Service providers and content developers are looking to appeal to the TV tastes of the much-coveted Millennial generation in the United States, and new research from TiVo is indicating that employing the latest technology to make content discovery a seamless experience is key.
“The media industry is facing a perfect storm with increased choice and access to content, at the cost of massive fragmentation and frustrated consumers,” Paul Stathacopoulos, VP of strategy and strategic research at TiVo, observes. “The coveted Millennial demographic is in the eye of this storm, consuming the most content across the most services and platforms.
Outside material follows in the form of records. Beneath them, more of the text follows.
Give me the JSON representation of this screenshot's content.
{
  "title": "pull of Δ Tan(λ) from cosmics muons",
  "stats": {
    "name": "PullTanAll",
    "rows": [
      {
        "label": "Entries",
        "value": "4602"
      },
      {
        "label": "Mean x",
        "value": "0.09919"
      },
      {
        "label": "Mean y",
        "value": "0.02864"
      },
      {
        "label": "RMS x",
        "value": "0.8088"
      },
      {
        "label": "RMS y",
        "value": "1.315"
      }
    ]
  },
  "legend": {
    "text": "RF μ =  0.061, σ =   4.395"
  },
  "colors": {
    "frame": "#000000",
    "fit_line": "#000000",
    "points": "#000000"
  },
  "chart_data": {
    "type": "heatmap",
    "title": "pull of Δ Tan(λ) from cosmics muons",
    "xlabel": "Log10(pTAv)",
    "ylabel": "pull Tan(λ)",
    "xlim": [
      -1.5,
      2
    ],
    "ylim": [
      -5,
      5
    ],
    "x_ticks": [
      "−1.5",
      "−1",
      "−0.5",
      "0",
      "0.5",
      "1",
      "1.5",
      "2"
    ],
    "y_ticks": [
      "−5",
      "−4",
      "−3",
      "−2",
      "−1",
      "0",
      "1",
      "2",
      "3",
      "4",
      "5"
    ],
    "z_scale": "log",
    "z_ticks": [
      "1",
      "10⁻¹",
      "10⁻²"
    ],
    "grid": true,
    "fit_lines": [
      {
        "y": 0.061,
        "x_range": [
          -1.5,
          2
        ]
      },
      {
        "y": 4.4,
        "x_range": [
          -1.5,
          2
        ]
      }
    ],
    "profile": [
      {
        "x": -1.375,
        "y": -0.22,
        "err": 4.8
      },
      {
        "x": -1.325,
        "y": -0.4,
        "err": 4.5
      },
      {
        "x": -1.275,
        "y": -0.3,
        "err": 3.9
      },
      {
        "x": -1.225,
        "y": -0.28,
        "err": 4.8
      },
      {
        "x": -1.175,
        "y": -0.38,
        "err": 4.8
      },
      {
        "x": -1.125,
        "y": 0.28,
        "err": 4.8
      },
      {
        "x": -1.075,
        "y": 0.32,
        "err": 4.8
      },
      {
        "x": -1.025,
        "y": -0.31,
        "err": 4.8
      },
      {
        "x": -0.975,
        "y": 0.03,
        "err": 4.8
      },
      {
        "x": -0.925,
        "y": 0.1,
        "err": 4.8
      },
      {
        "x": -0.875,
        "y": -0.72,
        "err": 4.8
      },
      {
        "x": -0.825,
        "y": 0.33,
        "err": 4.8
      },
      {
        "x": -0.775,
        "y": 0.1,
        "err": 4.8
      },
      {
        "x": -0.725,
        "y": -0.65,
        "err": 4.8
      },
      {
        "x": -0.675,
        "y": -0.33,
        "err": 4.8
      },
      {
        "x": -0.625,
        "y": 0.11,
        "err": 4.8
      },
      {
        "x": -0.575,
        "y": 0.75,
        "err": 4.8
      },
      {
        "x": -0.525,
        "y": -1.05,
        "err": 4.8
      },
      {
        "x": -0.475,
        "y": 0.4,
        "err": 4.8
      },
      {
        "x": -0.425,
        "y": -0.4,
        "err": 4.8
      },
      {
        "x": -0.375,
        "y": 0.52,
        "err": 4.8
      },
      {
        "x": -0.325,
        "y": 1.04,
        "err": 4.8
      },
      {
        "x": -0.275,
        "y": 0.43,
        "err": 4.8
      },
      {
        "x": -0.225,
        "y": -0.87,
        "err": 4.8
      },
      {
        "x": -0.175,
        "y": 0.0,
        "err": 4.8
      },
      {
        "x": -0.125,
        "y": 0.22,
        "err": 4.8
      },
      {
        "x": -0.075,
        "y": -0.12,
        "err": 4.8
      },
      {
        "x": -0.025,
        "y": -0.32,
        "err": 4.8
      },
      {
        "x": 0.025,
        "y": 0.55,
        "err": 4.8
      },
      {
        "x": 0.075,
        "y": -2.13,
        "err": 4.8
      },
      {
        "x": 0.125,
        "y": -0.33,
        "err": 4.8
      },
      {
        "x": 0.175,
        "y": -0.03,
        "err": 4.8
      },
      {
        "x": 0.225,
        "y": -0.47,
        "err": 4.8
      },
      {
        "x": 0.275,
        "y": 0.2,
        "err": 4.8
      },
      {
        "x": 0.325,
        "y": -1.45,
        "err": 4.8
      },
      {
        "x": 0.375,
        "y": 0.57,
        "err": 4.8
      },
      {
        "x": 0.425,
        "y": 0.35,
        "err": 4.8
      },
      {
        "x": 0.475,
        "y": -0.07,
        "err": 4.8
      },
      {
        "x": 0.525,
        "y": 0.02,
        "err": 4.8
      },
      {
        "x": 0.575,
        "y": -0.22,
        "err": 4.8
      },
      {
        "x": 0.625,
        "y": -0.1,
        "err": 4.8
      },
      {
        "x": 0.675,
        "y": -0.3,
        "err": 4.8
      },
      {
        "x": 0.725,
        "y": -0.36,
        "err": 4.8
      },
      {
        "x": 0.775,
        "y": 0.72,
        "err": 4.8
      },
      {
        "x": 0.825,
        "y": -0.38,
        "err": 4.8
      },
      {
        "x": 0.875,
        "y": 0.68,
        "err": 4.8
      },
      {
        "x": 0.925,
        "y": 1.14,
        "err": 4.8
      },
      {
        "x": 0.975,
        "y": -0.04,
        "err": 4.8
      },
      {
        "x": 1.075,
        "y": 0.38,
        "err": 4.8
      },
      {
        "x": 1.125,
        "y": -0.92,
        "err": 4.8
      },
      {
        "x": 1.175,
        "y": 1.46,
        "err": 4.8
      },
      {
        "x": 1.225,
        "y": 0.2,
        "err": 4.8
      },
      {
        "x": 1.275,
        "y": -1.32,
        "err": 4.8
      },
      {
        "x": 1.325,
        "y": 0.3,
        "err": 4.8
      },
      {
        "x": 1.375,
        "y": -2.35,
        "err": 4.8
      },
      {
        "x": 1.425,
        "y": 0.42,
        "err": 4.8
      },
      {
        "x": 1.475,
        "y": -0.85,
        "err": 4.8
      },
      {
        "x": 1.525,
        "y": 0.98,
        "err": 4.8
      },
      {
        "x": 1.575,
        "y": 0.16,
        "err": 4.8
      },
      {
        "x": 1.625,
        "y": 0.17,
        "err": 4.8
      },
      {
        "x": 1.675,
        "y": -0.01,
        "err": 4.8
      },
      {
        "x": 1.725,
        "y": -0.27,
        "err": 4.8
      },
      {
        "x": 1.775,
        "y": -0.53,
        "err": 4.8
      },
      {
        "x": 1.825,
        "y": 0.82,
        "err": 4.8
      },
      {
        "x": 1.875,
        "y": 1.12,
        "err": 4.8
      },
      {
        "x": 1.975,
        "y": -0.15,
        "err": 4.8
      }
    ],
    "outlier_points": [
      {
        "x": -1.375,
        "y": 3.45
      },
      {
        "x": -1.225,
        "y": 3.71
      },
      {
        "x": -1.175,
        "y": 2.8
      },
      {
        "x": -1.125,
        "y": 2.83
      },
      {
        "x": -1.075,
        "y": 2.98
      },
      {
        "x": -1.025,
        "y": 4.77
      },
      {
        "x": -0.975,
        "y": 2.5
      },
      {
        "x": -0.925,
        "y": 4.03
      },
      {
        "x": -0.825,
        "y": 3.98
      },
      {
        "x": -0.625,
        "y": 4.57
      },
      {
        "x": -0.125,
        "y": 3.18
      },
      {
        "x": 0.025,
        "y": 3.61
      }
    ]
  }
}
However, members of this generation have short attention spans, and they are the most likely to ‘show dump’ when access to content becomes challenging.”
TiVo released follow-up findings this week to its 2016 consumer survey, focused particularly on U.S. Millennials (defined here as born in 1981-1995) and how the demographic interacts with video content, products and services in contrast to other generations.
TiVo’s findings say that Millennials and Generation Z (defined here as born 1995 and after) viewers are the most likely to give up on shows they previously enjoyed when it becomes too difficult to access them, either finding the content behind paywalls or spread across a variety of entertainment sources. Around 54 percent of Millennials surveyed have show dumped because they saw it as too difficult to access the content, That’s a contrast to 17 percent of surveyed Baby Boomers (defined here as born in 1946-1964) who say they’ve done that. Millennials also consume the most amount of content among the generations − more than six hours a day, according to the research.
Other findings include that 73 percent of Millennials surveyed report having streaming video devices at home, and 91 percent say they pay for at least one subscription streaming service. On average, Millennials own three streaming devices and subscribe to 2.7 paid streaming services, the TiVo research concludes.
In terms of using voice commands, 43 percent of the Millennials included in the survey use that in some form every day. Only about 8 percent of Boomers do the same.
The findings are the U.S. subset of overall research findings from an online survey of 5,500 pay TV and OTT subscribers across seven countries worldwide with 2,500 interviews completed in the U.S., and 500 interviews completed in each additional country, including the U.K., France, Germany, China, Japan and India.